As for the vaccine, medical experts say it is about 97 percent effective, making it one of the most effective vaccines out there. However, you can't get the first dose till you're 1, then a second booster dose is given around age 4 or 5. And there are some immune-compromised conditions that prevent this, such as kids or adults with cancer. But there are those who choose not to get vaccinated for religious or philosophical reasons. It's something that's frustrating for doctors who are on the front lines of treating patients, whether it's measles, whooping cough, or even the flu.

"Many of us have encountered illnesses that are fully preventable through vaccines [where] children have suffered or died from those infections," shared Piehl. "So I understand parents' fears, fears about the potential adverse effects of vaccines. But we know that the science is completely behind vaccination. We know it reduces vaccine preventable illnesses, it reduces complications and deaths from these illnesses, and that the vaccines are safe."

And, doctors and health professionals warn that unvaccinated individuals can contribute to the spread of outbreaks such as the one currently sweeping across the nation.

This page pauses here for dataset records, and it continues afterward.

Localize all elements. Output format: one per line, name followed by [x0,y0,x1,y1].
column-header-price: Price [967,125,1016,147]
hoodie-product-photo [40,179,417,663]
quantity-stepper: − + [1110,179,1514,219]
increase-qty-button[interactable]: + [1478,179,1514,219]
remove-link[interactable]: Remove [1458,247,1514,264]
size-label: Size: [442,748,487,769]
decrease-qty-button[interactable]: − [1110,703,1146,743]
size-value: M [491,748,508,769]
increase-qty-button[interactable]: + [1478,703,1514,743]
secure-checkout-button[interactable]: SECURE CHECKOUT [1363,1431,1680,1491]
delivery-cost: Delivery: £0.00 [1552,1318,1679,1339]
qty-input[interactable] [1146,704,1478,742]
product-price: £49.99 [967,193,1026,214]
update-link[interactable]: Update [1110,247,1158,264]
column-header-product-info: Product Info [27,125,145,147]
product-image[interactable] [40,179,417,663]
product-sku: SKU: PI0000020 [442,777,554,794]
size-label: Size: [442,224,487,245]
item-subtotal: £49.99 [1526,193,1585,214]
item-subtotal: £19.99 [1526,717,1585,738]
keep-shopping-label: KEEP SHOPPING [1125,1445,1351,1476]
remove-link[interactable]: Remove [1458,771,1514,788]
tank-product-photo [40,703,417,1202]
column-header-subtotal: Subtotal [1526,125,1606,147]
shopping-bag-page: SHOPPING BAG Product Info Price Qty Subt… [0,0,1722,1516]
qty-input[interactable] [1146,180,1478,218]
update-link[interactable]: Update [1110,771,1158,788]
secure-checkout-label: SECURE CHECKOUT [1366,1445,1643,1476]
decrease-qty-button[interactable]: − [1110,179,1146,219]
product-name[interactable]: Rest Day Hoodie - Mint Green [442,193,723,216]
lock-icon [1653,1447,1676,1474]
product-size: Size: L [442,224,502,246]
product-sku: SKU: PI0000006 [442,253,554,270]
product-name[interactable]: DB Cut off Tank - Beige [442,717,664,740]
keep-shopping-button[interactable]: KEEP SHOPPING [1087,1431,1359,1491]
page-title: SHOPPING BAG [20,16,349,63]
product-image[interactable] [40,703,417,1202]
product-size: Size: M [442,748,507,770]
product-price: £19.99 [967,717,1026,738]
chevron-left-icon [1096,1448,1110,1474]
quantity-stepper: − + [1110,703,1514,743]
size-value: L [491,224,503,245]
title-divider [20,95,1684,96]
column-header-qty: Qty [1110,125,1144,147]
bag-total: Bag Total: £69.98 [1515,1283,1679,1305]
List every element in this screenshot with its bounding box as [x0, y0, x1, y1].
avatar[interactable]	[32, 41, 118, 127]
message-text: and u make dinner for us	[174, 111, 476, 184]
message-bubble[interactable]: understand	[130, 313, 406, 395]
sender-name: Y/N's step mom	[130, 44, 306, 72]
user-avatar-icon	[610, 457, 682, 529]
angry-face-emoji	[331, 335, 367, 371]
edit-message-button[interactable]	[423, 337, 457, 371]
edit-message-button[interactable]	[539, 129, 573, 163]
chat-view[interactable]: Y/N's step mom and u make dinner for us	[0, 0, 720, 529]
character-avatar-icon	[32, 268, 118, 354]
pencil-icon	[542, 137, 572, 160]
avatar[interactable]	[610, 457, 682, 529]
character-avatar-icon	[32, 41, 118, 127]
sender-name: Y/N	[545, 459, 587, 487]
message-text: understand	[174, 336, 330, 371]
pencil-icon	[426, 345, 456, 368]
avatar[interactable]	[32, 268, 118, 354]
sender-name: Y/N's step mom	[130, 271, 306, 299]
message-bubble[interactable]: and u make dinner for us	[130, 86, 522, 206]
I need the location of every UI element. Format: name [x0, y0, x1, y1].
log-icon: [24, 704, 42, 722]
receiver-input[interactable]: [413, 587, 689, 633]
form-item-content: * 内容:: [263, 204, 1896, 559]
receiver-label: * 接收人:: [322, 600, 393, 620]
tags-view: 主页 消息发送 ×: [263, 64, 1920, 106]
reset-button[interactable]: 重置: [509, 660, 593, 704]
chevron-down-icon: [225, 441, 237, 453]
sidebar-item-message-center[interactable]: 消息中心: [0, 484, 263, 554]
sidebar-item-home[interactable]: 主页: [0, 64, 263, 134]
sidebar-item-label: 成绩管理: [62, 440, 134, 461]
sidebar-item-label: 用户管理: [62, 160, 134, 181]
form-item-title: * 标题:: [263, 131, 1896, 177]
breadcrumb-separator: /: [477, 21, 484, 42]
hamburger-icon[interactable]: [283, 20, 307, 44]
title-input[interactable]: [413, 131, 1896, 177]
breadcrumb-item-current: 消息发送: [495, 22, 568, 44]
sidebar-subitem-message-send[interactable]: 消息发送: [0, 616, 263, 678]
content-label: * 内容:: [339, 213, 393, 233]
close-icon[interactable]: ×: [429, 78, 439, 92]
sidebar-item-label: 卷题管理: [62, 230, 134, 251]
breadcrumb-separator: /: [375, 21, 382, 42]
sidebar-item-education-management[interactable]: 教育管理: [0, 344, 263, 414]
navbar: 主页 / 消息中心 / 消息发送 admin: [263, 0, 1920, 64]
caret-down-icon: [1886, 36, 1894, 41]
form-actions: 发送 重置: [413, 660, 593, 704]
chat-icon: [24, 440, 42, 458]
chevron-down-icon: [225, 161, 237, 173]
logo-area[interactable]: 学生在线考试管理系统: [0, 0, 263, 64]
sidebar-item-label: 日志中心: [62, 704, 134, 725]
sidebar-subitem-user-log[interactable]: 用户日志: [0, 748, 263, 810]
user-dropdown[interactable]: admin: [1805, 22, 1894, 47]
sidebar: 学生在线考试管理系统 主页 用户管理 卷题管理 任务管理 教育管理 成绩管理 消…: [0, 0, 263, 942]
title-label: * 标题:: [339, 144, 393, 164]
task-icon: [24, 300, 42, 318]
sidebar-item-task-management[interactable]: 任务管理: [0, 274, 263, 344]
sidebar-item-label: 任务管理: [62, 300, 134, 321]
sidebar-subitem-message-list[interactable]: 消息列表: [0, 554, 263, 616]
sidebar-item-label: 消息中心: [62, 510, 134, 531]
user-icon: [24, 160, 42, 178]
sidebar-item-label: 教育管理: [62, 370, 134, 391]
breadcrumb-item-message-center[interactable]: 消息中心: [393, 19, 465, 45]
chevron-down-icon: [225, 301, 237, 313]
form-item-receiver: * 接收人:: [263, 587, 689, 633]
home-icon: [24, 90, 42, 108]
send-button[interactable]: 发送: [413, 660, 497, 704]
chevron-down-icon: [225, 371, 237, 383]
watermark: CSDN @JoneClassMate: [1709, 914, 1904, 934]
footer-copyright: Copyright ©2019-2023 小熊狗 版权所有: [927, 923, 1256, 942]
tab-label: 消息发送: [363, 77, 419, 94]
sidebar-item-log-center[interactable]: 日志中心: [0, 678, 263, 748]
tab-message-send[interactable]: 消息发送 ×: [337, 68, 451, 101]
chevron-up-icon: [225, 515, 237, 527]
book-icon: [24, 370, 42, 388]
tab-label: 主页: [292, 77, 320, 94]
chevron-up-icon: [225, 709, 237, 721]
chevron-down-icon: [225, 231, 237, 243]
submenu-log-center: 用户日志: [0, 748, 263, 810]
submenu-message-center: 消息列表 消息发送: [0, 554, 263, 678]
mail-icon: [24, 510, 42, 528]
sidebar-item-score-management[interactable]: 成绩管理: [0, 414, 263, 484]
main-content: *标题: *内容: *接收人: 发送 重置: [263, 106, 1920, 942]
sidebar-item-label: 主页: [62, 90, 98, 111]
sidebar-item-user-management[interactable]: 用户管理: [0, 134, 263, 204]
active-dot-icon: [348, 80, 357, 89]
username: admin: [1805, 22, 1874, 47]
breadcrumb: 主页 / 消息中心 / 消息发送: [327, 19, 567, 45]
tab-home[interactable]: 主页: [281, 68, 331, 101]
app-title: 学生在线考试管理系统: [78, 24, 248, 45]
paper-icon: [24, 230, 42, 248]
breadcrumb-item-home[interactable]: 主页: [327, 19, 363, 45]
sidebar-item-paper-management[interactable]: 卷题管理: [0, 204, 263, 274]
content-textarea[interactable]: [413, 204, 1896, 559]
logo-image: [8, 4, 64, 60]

In North Carolina our vaccination rate stands around 96 percent which is higher than the national average, and much higher than in some states.

If you have questions about the safety or effectiveness of the vaccine, talk to a trusted health professional such as your doctor. Adults may need a booster shot if their immunity has waned, which can be determined by a simple blood test. Symptoms of measles can be similar to the common cold, including a cough, runny nose, red eyes and a rash.